Malheureusement, les placements alternatifs sont actuellement trop marginalisés, car victimes d'idées préconçues trop souvent erronées. Par exemple, plusieurs pensent qu'on devrait éviter les placements qui utilisent la vente à découvert, car on parie, selon certains, sur la baisse de titres plutôt que sur leur hausse. Cela peut être vrai de certains spéculateurs, mais la vente à découvert peut aussi agir comme outil de gestion des risques, par exemple lorsque l'on veut immuniser un placement des fluctuations importantes des marchés financiers, comme on le vit présentement.

La vente à découvert peut donc être aussi vue comme un outil de saine diversification et de gestion des risques. Comme pour l'énergie nucléaire, le danger avec les ventes à découvert, les fonds de couverture et les placements alternatifs en général, vient de la mauvaise utilisation qu'on peut en faire (comme des produits structurés mal conçus), pas de leur existence.

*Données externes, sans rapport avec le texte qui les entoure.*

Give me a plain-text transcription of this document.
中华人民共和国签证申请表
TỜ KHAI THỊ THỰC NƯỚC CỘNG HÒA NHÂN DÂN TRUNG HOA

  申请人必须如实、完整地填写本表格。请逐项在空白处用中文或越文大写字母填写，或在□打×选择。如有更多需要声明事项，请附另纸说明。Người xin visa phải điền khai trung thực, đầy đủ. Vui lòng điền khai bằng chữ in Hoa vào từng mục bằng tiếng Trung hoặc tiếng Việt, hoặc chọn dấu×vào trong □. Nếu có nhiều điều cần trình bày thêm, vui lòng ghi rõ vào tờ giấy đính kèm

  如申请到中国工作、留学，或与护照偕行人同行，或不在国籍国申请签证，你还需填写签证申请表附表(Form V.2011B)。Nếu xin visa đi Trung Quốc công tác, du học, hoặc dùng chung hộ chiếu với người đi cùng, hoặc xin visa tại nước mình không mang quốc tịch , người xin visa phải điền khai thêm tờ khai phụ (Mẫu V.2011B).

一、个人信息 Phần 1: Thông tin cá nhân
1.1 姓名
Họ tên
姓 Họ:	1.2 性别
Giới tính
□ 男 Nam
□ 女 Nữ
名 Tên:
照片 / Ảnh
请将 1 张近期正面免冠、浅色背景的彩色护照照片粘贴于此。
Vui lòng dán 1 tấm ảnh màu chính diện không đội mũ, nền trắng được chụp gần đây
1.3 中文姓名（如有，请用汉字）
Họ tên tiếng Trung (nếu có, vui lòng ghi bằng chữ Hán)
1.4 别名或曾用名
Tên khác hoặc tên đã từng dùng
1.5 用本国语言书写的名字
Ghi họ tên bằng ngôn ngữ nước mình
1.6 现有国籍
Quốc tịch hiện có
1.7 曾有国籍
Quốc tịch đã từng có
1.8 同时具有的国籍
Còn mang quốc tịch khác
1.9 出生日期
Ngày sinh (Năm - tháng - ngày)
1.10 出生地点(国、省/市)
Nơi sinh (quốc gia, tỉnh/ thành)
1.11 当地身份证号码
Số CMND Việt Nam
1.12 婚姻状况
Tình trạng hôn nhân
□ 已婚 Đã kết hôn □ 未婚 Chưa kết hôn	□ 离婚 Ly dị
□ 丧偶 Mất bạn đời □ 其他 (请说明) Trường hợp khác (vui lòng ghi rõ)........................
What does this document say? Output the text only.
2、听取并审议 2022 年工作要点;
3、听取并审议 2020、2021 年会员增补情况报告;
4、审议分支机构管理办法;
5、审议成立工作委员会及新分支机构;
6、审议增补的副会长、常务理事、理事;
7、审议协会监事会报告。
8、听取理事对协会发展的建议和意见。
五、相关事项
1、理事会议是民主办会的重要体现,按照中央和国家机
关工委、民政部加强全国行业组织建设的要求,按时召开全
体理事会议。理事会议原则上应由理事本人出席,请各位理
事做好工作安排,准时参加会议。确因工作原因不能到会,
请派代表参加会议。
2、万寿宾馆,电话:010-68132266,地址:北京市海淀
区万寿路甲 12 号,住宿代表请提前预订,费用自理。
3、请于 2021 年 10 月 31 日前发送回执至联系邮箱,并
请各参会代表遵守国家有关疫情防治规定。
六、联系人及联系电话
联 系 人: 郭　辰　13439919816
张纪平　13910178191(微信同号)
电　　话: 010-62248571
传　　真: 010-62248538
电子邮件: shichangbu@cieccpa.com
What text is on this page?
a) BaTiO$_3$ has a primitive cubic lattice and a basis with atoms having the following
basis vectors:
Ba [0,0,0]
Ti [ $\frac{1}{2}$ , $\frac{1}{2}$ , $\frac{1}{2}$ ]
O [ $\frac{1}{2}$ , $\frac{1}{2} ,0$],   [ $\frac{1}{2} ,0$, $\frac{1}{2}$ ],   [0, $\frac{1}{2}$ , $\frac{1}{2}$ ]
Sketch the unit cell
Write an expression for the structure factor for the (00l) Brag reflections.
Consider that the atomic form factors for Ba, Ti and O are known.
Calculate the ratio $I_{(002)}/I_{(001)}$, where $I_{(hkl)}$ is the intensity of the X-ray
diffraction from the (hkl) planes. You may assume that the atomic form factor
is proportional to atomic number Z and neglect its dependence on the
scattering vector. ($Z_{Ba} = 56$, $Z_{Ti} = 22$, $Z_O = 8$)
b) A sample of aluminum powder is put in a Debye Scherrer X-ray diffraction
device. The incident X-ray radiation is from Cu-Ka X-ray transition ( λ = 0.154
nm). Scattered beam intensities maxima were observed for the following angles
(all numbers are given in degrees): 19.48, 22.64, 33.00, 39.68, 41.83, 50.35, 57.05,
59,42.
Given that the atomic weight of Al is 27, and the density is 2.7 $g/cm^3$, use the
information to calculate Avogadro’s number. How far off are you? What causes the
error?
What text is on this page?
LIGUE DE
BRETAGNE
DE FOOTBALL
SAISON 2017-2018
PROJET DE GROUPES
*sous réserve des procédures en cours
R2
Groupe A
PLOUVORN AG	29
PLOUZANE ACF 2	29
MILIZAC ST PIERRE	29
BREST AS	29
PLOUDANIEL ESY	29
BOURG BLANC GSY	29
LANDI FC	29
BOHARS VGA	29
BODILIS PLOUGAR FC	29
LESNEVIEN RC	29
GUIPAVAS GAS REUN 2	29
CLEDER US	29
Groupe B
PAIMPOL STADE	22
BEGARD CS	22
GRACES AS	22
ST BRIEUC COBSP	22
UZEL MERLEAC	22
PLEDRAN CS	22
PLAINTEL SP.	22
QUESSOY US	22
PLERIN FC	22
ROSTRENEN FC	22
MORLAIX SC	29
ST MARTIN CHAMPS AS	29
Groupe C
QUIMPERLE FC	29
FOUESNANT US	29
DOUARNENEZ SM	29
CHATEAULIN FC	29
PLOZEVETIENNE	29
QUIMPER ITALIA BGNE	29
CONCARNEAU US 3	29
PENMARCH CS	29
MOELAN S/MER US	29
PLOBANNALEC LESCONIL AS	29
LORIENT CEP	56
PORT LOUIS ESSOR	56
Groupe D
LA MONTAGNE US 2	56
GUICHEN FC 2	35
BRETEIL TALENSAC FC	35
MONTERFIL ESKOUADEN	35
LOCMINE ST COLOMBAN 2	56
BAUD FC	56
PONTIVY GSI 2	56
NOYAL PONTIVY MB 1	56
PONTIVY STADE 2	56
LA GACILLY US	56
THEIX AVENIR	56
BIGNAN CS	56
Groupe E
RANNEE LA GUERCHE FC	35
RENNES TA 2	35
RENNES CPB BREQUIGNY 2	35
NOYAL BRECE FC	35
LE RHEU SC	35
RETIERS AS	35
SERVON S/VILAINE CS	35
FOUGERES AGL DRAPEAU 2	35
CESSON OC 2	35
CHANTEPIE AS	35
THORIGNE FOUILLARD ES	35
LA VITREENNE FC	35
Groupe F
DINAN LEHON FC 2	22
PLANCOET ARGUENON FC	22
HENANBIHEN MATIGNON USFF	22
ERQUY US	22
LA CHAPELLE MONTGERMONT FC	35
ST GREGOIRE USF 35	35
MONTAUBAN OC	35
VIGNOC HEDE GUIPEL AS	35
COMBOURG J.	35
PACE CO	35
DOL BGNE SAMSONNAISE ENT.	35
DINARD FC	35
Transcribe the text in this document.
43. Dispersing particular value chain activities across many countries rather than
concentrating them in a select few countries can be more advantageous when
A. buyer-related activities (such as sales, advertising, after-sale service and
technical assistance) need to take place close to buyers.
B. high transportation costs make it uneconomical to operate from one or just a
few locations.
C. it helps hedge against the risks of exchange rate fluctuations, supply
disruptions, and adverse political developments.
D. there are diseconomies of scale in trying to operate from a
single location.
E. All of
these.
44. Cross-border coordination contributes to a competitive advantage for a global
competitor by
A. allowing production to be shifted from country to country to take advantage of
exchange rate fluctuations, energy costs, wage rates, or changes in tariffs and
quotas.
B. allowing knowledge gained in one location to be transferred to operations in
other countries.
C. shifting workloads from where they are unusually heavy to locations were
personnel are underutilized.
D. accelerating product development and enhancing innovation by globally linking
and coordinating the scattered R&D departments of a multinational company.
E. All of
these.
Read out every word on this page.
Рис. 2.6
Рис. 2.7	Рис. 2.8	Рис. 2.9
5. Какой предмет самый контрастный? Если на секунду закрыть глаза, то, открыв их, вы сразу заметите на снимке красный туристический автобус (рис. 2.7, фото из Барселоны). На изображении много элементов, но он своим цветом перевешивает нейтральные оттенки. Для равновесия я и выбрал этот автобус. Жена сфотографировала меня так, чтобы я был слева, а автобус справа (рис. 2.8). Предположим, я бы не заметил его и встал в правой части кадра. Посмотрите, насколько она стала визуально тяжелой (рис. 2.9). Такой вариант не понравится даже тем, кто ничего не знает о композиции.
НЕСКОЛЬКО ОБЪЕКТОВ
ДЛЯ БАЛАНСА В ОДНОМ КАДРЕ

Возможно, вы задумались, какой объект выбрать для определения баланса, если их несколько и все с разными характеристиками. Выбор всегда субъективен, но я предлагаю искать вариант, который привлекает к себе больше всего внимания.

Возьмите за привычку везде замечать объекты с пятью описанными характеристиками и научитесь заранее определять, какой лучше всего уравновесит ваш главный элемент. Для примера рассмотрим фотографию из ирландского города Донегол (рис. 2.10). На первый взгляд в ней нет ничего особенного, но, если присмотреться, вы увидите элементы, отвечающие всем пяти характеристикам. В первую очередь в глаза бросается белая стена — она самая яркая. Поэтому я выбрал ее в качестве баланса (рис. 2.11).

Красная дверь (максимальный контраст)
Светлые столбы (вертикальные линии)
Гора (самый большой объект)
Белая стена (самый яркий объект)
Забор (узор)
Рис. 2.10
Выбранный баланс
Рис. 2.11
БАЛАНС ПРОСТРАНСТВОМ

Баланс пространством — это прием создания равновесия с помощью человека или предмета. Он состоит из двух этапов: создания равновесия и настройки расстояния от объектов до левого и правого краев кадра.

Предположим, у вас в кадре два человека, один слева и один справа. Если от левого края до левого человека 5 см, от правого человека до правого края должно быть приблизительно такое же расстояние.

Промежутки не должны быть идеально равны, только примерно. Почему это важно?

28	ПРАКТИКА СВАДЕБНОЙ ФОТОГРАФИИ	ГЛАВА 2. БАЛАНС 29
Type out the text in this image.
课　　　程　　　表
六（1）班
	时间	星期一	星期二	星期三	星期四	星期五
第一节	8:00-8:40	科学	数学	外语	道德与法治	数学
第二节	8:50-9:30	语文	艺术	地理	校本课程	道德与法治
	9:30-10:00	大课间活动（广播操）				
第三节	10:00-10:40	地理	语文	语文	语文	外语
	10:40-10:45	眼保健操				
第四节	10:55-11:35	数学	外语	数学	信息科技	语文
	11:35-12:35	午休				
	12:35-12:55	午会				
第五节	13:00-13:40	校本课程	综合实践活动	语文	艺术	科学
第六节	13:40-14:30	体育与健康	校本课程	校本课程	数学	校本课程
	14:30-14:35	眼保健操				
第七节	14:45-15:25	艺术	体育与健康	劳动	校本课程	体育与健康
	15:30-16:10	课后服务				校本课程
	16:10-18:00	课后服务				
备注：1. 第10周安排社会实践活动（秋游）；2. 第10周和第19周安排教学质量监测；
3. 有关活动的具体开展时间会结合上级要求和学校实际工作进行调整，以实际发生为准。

À long terme, comme pour d'autres secteurs de l'économie, les bonnes innovations financières sont bénéfiques pour les particuliers. Par exemple, l'avènement des fonds mutuels d'actions a permis à tous les particuliers d'investir à coût raisonnable dans des portefeuilles diversifiés d'actions, ce qui n'était auparavant possible que pour les plus riches particuliers ou les investisseurs institutionnels. Les placements alternatifs sont aujourd'hui l'innovation financière qu'ont été les fonds mutuels il y a une quarantaine d'années.

Donc, plutôt que les bannir, établissements financiers et organismes réglementaires devraient donner aux particuliers un meilleur accès à une plus grande variété de placements alternatifs bien conçus. D'ailleurs, ce questionnement ne se place-t-il pas bien dans le contexte des débats qui entourent actuellement la réglementation du commerce des valeurs mobilières au Québec et au Canada?

L'Europe a déjà fait un bon pas dans cette direction à l'intérieur de ses règles UCITS. Le Canada et le Québec possèdent aussi toute l'expertise et l'expérience requises pour développer de bons placements alternatifs, les réglementer correctement et éduquer convenablement les particuliers.

Bien sûr, ce progrès doit être graduel. Mais il faut se préparer maintenant pour que tout soit en place lorsque la crise financière sera du passé et que la confiance des investisseurs sera revenue. En raison des déboires boursiers de la dernière année, tous auront bien besoin d'un meilleur portefeuille pour faire fructifier leur épargne.

Les auteurs: Pierre Laroche est directeur général de la recherche pour Gestion de placements Innocap, et Bruno Rémillard est professeur titulaire au service de l'enseignement des méthodes quantitatives de gestion à HEC Montréal.